Advertisements often contain an address, including the word ‘street’, unlike articles. This matches the findings from the top features, above. Advertisements also often specify an exact time and date, resulting in higher counts of the word ‘o’clock’.

Analyze the Proportion of Advertisements in Each Newspaper Issue

Finally, we analyze the proportion of advertisements in each newspaper issue. We group the articles by their newspaper_id and date, calculate the proportion of advertisements in each issue, and then compute the mean proportion for each newspaper.

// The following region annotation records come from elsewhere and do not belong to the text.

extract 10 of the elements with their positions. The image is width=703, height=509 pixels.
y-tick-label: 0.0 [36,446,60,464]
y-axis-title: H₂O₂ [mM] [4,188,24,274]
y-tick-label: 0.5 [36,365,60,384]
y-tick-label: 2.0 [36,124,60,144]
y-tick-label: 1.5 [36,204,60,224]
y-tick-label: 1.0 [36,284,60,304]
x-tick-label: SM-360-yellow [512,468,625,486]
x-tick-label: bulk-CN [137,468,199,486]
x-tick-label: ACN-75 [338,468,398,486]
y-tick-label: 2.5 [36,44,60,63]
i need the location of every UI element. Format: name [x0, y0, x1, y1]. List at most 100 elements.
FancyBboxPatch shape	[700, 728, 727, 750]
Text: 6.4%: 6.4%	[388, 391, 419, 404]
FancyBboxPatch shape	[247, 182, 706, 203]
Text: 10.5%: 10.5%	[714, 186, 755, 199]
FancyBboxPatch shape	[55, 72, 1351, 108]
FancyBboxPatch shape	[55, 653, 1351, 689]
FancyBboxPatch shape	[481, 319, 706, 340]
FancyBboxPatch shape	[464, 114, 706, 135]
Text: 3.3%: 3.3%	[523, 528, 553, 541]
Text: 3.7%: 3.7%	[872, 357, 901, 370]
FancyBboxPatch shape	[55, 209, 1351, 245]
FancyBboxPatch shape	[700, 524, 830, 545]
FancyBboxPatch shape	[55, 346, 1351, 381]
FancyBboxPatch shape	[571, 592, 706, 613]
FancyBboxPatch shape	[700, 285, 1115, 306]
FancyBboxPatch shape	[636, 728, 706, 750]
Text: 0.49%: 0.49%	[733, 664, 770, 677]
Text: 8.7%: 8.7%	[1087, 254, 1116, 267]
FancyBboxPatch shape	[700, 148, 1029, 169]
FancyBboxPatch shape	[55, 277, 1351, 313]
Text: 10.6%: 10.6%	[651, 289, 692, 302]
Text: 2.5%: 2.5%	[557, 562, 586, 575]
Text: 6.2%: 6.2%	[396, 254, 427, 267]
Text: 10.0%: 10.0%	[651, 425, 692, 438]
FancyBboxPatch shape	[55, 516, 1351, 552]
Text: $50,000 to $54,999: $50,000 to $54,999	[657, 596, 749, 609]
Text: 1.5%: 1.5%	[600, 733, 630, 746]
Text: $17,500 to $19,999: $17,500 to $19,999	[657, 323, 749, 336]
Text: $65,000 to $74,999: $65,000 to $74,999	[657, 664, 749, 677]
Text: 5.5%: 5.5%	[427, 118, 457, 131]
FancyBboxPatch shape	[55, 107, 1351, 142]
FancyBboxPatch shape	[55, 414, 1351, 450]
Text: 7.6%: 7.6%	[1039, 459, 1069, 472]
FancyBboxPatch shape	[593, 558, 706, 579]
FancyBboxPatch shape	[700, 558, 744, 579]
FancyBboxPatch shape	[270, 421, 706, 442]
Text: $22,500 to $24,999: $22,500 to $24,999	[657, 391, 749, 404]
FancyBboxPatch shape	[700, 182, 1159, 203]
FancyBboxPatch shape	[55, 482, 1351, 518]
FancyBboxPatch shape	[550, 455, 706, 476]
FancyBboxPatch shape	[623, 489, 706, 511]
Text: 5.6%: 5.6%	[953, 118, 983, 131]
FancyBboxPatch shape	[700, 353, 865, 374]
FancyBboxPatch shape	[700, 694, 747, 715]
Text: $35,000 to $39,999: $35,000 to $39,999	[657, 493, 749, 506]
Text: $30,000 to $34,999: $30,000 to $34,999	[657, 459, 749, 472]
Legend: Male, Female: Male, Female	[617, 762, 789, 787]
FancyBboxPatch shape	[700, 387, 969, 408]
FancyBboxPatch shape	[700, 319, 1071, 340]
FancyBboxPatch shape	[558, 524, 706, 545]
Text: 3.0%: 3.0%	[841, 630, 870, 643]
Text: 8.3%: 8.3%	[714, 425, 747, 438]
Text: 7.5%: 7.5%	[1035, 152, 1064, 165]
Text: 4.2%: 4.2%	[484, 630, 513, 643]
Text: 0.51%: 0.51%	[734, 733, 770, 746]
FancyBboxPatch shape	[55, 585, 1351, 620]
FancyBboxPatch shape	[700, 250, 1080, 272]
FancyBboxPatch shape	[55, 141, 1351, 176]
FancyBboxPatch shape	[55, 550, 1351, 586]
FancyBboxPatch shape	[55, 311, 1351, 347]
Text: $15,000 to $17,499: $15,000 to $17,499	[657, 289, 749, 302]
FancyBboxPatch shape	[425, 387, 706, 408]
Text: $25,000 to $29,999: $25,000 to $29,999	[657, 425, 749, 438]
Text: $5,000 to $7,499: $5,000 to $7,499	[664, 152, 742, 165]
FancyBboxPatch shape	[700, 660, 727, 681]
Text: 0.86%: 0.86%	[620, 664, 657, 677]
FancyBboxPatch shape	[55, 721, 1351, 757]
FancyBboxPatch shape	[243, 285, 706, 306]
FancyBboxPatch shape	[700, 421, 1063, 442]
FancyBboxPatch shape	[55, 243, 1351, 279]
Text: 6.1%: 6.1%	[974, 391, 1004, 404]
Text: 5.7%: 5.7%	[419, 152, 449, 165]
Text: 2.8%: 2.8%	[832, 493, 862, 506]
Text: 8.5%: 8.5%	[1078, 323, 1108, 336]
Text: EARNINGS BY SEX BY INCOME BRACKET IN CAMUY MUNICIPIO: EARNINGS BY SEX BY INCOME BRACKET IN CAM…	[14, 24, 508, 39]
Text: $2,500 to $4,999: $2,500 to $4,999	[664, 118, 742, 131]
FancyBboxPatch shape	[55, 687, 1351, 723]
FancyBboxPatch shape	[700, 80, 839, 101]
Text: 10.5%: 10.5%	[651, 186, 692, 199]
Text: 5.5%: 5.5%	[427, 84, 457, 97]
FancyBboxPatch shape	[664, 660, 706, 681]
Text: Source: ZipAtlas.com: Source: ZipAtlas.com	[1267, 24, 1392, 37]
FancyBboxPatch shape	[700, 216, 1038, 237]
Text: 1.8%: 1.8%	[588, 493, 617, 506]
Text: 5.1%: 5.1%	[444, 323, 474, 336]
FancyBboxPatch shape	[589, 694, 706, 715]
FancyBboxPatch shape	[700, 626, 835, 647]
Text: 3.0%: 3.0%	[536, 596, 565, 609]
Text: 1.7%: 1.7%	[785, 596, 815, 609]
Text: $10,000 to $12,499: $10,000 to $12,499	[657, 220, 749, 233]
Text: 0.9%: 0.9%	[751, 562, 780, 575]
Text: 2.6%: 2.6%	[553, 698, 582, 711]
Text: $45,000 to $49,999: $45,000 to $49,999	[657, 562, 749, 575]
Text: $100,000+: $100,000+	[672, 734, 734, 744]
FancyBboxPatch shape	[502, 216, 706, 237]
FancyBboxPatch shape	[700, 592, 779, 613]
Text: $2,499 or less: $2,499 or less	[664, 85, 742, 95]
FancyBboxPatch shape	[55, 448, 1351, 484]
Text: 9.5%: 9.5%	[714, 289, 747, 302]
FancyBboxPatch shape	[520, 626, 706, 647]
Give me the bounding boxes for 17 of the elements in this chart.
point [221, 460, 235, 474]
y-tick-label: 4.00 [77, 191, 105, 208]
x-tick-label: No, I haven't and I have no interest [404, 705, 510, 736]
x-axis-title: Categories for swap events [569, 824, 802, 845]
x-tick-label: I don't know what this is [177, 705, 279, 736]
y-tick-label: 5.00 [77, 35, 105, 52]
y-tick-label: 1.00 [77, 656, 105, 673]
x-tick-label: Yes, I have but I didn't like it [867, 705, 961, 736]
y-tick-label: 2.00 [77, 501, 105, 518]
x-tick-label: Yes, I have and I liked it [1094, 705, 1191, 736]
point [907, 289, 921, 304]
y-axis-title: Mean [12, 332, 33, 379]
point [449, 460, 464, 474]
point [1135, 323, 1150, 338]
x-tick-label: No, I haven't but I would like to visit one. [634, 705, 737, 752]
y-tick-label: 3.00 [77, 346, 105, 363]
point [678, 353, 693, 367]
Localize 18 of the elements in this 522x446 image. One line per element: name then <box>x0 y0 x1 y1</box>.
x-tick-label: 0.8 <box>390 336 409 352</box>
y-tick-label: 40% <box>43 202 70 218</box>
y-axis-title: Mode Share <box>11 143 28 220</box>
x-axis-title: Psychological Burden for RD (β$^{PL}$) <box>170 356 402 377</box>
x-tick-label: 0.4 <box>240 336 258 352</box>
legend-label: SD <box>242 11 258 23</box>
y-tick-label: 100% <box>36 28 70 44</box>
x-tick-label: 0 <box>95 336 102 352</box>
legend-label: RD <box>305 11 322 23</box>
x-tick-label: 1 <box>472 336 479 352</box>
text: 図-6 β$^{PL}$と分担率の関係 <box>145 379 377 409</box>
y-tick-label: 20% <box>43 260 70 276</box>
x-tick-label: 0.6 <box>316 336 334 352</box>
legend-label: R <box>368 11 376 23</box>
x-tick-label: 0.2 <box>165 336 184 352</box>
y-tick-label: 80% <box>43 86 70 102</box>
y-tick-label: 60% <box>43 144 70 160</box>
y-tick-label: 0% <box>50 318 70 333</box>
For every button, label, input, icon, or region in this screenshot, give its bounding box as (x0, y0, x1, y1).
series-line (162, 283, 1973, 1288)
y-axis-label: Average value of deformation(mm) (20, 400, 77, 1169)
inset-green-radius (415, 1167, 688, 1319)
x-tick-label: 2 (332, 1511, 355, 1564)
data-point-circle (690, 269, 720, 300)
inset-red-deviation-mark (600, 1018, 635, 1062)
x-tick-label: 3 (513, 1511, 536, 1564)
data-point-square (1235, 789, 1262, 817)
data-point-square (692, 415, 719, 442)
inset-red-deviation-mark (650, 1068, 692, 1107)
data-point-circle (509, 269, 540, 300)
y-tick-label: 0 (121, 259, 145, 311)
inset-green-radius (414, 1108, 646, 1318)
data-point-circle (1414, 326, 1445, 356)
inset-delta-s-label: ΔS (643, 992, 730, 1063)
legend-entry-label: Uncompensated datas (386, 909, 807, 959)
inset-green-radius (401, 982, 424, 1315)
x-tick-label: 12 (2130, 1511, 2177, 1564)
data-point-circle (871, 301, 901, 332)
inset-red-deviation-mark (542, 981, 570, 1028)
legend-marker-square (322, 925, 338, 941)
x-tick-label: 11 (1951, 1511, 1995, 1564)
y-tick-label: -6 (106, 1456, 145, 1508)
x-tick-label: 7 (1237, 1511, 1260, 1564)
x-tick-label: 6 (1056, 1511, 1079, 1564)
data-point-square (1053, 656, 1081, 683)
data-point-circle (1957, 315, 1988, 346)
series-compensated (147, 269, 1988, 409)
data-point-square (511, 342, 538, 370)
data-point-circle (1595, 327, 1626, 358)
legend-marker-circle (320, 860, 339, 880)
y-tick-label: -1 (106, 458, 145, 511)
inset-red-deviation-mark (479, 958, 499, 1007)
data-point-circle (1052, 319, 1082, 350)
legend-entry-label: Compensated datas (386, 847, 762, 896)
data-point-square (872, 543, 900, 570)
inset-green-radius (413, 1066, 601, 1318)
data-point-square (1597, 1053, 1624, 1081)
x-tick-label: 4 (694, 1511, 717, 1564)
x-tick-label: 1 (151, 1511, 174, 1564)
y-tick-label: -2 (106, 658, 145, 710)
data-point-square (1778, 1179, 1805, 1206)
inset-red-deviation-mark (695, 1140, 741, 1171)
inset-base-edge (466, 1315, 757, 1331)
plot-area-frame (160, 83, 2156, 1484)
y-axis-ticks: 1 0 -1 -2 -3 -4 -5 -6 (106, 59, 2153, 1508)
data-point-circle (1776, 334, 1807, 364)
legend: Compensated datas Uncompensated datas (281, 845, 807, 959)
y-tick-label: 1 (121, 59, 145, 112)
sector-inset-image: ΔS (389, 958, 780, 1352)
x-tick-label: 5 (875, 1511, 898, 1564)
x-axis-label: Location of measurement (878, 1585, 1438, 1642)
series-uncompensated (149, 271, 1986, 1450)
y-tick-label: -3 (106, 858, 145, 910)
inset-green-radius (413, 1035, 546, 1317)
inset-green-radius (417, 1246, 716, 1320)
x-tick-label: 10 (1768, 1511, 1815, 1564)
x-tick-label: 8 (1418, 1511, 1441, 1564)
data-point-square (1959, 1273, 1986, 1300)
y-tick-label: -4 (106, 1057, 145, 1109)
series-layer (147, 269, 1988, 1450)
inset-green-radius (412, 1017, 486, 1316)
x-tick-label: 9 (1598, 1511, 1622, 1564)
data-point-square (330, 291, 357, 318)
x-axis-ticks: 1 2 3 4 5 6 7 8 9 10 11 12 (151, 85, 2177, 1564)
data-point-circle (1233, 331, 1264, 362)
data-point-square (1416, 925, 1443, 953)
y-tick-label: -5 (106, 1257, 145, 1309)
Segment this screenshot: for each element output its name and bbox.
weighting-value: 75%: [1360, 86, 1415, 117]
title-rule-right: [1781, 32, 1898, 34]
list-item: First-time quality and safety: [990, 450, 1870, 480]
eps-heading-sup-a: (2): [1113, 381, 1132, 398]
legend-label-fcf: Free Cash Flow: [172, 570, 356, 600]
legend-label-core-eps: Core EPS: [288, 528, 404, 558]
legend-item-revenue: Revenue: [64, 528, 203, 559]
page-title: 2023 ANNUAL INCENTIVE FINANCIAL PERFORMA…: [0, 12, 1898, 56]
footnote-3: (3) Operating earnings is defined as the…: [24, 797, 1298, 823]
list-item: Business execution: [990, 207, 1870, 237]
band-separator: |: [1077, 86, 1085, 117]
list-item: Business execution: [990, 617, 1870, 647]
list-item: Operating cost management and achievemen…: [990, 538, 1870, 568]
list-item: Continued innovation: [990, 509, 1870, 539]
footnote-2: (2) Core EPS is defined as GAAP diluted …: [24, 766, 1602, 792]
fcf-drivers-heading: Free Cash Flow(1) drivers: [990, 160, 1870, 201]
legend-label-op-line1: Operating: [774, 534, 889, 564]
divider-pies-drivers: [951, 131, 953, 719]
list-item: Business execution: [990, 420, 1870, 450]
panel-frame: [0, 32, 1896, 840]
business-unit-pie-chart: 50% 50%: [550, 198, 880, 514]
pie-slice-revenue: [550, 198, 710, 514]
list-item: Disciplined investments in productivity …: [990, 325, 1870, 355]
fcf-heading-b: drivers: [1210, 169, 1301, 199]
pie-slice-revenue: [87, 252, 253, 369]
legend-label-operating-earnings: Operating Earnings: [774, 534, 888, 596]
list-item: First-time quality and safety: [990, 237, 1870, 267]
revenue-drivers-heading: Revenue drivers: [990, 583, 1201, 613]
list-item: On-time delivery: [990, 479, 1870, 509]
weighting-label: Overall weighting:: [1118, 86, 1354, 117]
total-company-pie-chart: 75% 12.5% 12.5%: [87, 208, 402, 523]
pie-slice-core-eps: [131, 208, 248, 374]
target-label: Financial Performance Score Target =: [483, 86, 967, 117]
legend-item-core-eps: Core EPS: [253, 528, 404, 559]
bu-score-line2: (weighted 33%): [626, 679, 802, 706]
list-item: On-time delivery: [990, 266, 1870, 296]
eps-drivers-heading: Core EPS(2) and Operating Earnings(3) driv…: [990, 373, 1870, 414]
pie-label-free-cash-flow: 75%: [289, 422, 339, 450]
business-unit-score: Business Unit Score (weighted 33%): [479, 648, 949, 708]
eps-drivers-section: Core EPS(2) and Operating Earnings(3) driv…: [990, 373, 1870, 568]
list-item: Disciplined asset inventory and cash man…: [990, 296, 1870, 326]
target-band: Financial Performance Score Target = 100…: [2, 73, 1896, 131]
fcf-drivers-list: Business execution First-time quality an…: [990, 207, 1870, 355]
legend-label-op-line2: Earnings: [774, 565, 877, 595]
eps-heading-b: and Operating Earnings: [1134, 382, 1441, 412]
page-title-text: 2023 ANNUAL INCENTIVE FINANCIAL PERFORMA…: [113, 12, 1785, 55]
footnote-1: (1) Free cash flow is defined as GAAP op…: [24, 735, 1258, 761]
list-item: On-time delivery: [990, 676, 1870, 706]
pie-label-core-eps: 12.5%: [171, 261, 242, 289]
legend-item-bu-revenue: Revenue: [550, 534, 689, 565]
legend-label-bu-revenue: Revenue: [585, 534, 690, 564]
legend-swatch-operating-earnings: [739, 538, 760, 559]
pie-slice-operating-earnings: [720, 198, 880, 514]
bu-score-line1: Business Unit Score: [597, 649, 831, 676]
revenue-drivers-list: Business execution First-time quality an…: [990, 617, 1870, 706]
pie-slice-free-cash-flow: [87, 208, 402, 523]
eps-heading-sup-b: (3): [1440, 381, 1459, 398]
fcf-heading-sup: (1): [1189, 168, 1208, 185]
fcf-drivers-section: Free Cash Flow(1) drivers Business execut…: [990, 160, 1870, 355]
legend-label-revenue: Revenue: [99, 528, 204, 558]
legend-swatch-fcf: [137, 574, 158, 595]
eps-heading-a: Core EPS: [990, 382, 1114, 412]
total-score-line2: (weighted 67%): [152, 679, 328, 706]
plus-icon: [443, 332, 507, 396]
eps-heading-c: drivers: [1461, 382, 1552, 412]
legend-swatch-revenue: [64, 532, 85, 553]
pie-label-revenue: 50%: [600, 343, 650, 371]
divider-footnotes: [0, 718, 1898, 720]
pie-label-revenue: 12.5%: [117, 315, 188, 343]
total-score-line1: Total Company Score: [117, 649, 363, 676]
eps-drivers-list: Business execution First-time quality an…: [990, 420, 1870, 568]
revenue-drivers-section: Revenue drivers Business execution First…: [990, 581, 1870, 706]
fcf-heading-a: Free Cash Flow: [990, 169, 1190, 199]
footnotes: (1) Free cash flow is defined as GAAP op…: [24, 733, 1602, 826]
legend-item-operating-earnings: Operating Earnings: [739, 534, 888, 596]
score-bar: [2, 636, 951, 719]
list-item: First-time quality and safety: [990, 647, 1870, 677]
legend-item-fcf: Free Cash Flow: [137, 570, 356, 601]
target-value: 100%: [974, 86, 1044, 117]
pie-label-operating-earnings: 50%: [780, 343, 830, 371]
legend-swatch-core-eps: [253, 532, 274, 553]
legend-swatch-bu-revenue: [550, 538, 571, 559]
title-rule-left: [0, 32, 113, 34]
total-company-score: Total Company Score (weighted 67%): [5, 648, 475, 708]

This analysis helps us understand the prevalence of advertisements in different newspapers over time.

news_df$type = new_ads_to_check$.pred_class

news_df =news_df  %>% mutate(count = str_count(text))

news_df =news_df  %>% mutate(issue_code = paste0(newspaper_id, "_", date))

news_df %>% 
  group_by(newspaper_title, issue_code, type) %>%
  summarise(n = sum(count)) %>%
  mutate(prop = n/sum(n)) %>% 
  group_by(newspaper_title, type) %>% 
  summarise(mean_prop = mean(prop)) %>% 
  ggplot() + 
  geom_col(aes(x = str_trunc(newspaper_title,30), y = mean_prop, fill = type)) +
  theme(axis.text.x = element_text(angle = 45, hjust = 1, vjust = 1))
`summarise()` has grouped output by 'newspaper_title', 'issue_code'. You can
override using the `.groups` argument.
`summarise()` has grouped output by 'newspaper_title'. You can override using
the `.groups` argument.

Interestingly, some of the regional titles (Liverpool, Glasgow, Swansea and Glamorgan) seem to have much higher proportions of advertisements - provided the labelling by the machine learning model is largely correct, of course.